A singing melancholic voice mingled with a deafening sound of a hammer pounding on a rock drifts over the thick bushes on a small hill overlooking Soche Technical College in Blantyre.
Moving a little closer, an image of a man in a sweat-coated T-shirt emerges and the words in his song become clear. He sings about how prejudice and corruption have made the rich richer and the poor poorer on earth.
For 32-year-old Lucius Jason, hardships and frustrations have been a thorn in his flesh from the time he left his home village in TA Kachindamoto, Dedza in 2004 until he started digging out quarry stones with his friends in 2006.
When he came to town, he got a job as a houseboy, but he says he was getting peanuts every month despite working hard for 12 hours every day.
Nevertheless, he reveals that although his current occupation is tougher, it is more rewarding than his initial employment.
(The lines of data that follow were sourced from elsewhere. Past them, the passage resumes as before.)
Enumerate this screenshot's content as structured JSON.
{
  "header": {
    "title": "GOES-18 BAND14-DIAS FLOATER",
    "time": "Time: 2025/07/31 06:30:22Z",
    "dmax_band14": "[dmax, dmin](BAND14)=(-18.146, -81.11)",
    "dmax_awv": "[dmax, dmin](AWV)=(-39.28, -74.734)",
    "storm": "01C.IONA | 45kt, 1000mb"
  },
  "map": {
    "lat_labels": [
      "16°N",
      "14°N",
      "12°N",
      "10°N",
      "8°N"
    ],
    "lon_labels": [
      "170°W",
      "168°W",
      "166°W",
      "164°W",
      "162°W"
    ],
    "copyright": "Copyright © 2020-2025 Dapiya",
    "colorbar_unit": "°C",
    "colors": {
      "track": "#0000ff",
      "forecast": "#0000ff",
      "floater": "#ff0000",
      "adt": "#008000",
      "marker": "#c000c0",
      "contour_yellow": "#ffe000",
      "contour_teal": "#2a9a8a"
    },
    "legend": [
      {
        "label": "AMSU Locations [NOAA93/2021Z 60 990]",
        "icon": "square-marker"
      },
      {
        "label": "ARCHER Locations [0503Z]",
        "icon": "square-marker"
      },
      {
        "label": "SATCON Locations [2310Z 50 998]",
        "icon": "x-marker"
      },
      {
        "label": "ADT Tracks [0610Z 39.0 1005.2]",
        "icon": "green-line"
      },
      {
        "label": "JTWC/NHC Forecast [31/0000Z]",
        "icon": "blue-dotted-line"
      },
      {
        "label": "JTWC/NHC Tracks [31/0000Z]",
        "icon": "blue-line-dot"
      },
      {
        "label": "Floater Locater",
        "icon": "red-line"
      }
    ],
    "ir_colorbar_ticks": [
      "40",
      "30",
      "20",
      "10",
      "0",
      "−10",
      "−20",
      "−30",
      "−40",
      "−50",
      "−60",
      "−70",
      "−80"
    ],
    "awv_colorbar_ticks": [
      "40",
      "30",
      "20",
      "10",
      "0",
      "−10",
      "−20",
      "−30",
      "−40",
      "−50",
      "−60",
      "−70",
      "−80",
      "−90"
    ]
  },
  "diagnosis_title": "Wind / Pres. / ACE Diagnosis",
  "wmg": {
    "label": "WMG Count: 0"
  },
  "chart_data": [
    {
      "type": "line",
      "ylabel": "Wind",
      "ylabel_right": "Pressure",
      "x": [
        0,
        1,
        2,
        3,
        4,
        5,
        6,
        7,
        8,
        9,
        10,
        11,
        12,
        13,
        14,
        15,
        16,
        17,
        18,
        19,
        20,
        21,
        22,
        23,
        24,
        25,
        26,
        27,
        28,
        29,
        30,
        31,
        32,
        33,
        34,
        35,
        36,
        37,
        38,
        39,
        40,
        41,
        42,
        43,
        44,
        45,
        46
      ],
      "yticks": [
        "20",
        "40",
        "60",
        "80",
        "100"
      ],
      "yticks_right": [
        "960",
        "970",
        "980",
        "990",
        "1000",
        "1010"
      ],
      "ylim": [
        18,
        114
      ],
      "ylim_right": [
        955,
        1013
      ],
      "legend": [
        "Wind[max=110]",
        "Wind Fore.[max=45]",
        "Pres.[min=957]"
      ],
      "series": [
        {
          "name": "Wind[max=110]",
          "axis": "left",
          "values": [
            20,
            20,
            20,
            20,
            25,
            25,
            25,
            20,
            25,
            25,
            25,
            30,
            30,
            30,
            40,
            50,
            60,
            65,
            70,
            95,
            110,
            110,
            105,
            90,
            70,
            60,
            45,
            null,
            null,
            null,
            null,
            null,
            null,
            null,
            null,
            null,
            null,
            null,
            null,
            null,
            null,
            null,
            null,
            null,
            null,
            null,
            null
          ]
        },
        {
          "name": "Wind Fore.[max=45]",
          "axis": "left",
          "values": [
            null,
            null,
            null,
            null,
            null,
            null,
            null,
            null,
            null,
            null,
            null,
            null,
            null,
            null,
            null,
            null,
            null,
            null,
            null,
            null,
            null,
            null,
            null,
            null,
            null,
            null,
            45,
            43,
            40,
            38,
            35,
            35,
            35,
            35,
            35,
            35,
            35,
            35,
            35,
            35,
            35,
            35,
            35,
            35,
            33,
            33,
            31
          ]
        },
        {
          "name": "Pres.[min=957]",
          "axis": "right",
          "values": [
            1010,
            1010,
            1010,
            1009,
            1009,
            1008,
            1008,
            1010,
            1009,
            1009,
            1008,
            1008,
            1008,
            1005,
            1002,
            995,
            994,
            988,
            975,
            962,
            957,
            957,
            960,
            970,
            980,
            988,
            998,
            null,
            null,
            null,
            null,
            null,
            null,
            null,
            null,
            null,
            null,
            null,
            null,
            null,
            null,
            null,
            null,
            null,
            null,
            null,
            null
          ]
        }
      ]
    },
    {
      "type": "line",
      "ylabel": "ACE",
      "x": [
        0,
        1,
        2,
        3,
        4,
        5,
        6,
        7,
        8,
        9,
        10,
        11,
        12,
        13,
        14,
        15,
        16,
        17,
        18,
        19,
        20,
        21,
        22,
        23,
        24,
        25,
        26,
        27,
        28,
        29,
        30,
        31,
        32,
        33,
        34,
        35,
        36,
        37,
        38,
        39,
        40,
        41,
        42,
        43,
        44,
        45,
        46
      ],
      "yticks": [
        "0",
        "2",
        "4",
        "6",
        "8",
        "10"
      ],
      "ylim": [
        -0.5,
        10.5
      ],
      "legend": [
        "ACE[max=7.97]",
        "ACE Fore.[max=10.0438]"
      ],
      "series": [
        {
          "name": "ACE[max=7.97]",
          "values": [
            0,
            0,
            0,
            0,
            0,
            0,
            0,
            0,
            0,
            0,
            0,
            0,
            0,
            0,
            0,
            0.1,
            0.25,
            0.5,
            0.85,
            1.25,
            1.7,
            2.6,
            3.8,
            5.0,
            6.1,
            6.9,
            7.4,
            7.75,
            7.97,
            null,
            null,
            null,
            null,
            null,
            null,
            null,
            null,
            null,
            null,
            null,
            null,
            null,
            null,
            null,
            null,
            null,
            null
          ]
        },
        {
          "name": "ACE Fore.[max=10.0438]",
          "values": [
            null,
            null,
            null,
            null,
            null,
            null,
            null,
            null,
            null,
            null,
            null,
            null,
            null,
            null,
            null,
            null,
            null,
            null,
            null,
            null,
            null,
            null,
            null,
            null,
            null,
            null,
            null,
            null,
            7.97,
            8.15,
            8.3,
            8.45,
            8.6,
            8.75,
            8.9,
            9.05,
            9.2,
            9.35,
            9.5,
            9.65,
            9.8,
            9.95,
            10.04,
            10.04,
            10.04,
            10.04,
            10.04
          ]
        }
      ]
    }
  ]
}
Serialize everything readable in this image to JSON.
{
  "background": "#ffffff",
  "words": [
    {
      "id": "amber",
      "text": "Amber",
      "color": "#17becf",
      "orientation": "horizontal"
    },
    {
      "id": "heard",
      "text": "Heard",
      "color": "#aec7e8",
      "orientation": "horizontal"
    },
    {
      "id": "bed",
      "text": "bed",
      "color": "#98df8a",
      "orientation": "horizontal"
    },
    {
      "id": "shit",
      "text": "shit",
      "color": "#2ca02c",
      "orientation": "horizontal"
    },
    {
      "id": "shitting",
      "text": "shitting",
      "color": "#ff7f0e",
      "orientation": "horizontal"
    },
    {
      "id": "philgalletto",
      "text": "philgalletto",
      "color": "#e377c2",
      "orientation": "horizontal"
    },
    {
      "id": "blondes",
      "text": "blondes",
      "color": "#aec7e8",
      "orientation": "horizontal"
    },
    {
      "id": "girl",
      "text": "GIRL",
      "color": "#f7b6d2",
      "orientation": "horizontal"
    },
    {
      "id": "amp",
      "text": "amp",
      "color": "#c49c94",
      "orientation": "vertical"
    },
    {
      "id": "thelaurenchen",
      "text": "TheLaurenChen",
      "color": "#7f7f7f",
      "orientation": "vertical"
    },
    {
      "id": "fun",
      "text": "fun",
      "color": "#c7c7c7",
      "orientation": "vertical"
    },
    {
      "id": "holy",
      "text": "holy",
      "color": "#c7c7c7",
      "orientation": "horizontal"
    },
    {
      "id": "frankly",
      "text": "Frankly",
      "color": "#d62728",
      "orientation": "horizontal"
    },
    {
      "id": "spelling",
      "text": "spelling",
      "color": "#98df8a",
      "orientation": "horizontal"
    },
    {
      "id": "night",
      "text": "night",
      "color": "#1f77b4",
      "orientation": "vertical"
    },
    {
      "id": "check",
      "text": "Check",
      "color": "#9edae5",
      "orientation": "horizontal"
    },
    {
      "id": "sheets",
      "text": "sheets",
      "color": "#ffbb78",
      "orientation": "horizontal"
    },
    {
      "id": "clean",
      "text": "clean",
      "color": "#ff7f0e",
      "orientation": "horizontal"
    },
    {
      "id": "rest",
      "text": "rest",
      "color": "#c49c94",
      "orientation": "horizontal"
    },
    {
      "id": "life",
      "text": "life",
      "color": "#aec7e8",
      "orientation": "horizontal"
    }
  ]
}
“With the booming construction industry in the country, quarry stones are on a high demand,” he explains.
“I can now make up to K45 000 per month; about five times more than I could be getting in my previous occupation,” said Jason.
With unemployment levels increasing in the country, quarry stone excavation is one of the informal industries most local youths are turning up to for survival.
Every year, over 200 000 young people enter the job market, but the formal sector does not manage to absorb them all.
But for Jason, excavating rocks and crushing them into minute stones is what puts food on the table for his family of two children.